China’s passive situation in this regard also results from a mix of language and culture advantages of the West and the disadvantage of China in terms of communication skills. The power of cultural and linguistic identity combined to shape international public opinion. The shared ideology based on language or culture laid the foundation for Biden to make a priority of setting up ideological alliances.

Having a similar ideological identity, Western countries are more tolerant of the U.S even as they are critical of China. Double-standards have always been a hallmark of the West. Technically speaking, the language and culture also plays an important role in creating the sensational environment linked with the crime of genocide. As a crime of crimes, genocide is such a strong word that it carries emotions with it, naturally leading one to connect the violator with Nazis in the Holocaust. And the U.S. surely knows this emotional power and is good at exploiting it.

The identity issue also speaks to an undisputed fact — that the voice of the West has more influence in international media, which could be viewed as West-friendly. Further worsening the situation is that there is no systematic communication training in the traditional Chinese educational system. How to say no nicely has been a persistent challenge for Chinese scholars and officials. This technical issue combines with rising populism worldwide to provide good material for the negative reports by the Western media.
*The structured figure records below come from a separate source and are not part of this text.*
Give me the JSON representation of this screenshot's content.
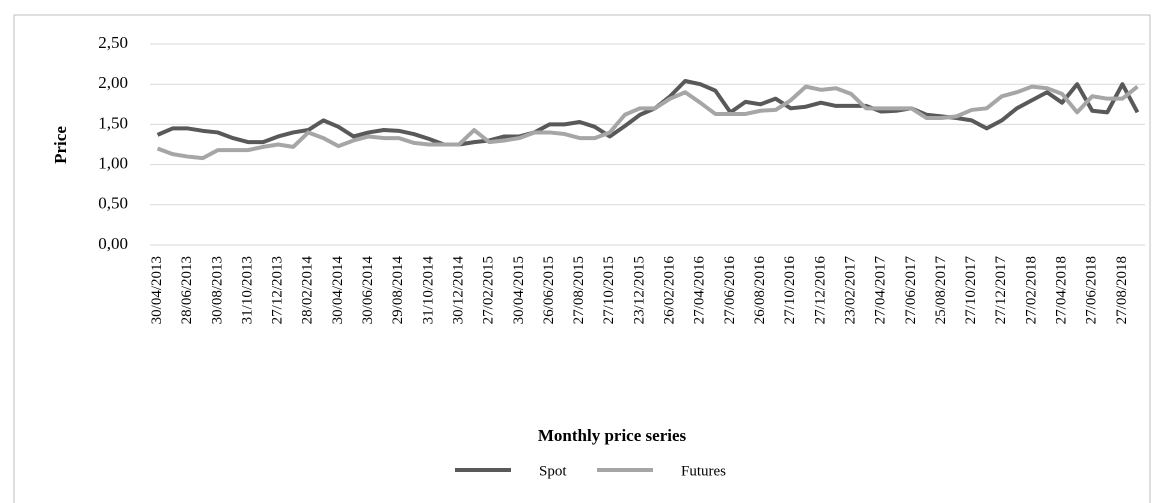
{
  "chart_data": {
    "type": "line",
    "x_label": "Monthly  price series",
    "y_label": "Price",
    "categories": [
      "30/04/2013",
      null,
      "28/06/2013",
      null,
      "30/08/2013",
      null,
      "31/10/2013",
      null,
      "27/12/2013",
      null,
      "28/02/2014",
      null,
      "30/04/2014",
      null,
      "30/06/2014",
      null,
      "29/08/2014",
      null,
      "31/10/2014",
      null,
      "30/12/2014",
      null,
      "27/02/2015",
      null,
      "30/04/2015",
      null,
      "26/06/2015",
      null,
      "27/08/2015",
      null,
      "27/10/2015",
      null,
      "23/12/2015",
      null,
      "26/02/2016",
      null,
      "27/04/2016",
      null,
      "27/06/2016",
      null,
      "26/08/2016",
      null,
      "27/10/2016",
      null,
      "27/12/2016",
      null,
      "23/02/2017",
      null,
      "27/04/2017",
      null,
      "27/06/2017",
      null,
      "25/08/2017",
      null,
      "27/10/2017",
      null,
      "27/12/2017",
      null,
      "27/02/2018",
      null,
      "27/04/2018",
      null,
      "27/06/2018",
      null,
      "27/08/2018",
      null
    ],
    "series": [
      {
        "name": "Spot",
        "color": "#595959",
        "values": [
          1.37,
          1.45,
          1.45,
          1.42,
          1.4,
          1.33,
          1.28,
          1.28,
          1.35,
          1.4,
          1.43,
          1.55,
          1.47,
          1.35,
          1.4,
          1.43,
          1.42,
          1.38,
          1.32,
          1.25,
          1.25,
          1.28,
          1.3,
          1.35,
          1.35,
          1.4,
          1.5,
          1.5,
          1.53,
          1.47,
          1.35,
          1.48,
          1.62,
          1.7,
          1.85,
          2.04,
          2.0,
          1.92,
          1.65,
          1.78,
          1.75,
          1.82,
          1.7,
          1.72,
          1.77,
          1.73,
          1.73,
          1.73,
          1.66,
          1.67,
          1.7,
          1.62,
          1.6,
          1.58,
          1.55,
          1.45,
          1.55,
          1.7,
          1.8,
          1.9,
          1.77,
          2.0,
          1.67,
          1.65,
          2.0,
          1.65
        ]
      },
      {
        "name": "Futures",
        "color": "#a6a6a6",
        "values": [
          1.2,
          1.13,
          1.1,
          1.08,
          1.18,
          1.18,
          1.18,
          1.22,
          1.25,
          1.22,
          1.4,
          1.33,
          1.23,
          1.3,
          1.35,
          1.33,
          1.33,
          1.27,
          1.25,
          1.25,
          1.25,
          1.43,
          1.28,
          1.3,
          1.33,
          1.4,
          1.4,
          1.38,
          1.33,
          1.33,
          1.4,
          1.62,
          1.7,
          1.7,
          1.82,
          1.9,
          1.77,
          1.63,
          1.63,
          1.63,
          1.67,
          1.68,
          1.8,
          1.97,
          1.93,
          1.95,
          1.88,
          1.7,
          1.7,
          1.7,
          1.7,
          1.58,
          1.58,
          1.6,
          1.68,
          1.7,
          1.85,
          1.9,
          1.97,
          1.95,
          1.88,
          1.65,
          1.85,
          1.82,
          1.82,
          1.97
        ]
      }
    ],
    "ylim": [
      0,
      2.5
    ],
    "yticks": [
      {
        "value": 0,
        "label": "0,00"
      },
      {
        "value": 0.5,
        "label": "0,50"
      },
      {
        "value": 1,
        "label": "1,00"
      },
      {
        "value": 1.5,
        "label": "1,50"
      },
      {
        "value": 2,
        "label": "2,00"
      },
      {
        "value": 2.5,
        "label": "2,50"
      }
    ],
    "grid": true
  }
}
From a psychological point of view, accusing other states of committing genocide is a reflection of an awakening of dark memories deeply rooted in the history of Western colonialism. Atrocities were committed against Indians in America, against Innuits in Canada, against Maoris in Australia and in the whole process of colonial expansionism is marked by invasions, torture, incarceration and mass killings. In fact, accusing others is a good way to hide their own past. When you start accusing someone all the time, the world pays attention to the person or country that is being accused. Who else cares about the indigenous people buried under the resident school in Canada? On this point, Chinese scholars and diplomats should be cautious in making a tu quoque argument since China is totally different from those countries where there were real atrocities.

To sum up with questions: While U.S.-China strategic competition is a reality, and both the Trump and Biden administrations have taken a “whole-of-government” approach to containing China, are their scientific, technological, military and ideological measures so lacking that they must disturb Lemkin’s resting soul by using the outdated weapon of alleged genocide? Is the expansion of the application of this crime what’s really wanted? Does invoking this crime of crimes really serve the purpose of creating it in international law? The world owes an answer to Lemkin, who would never expect that this legal term be weaponized and politicalized by the U.S. just to take down a rival.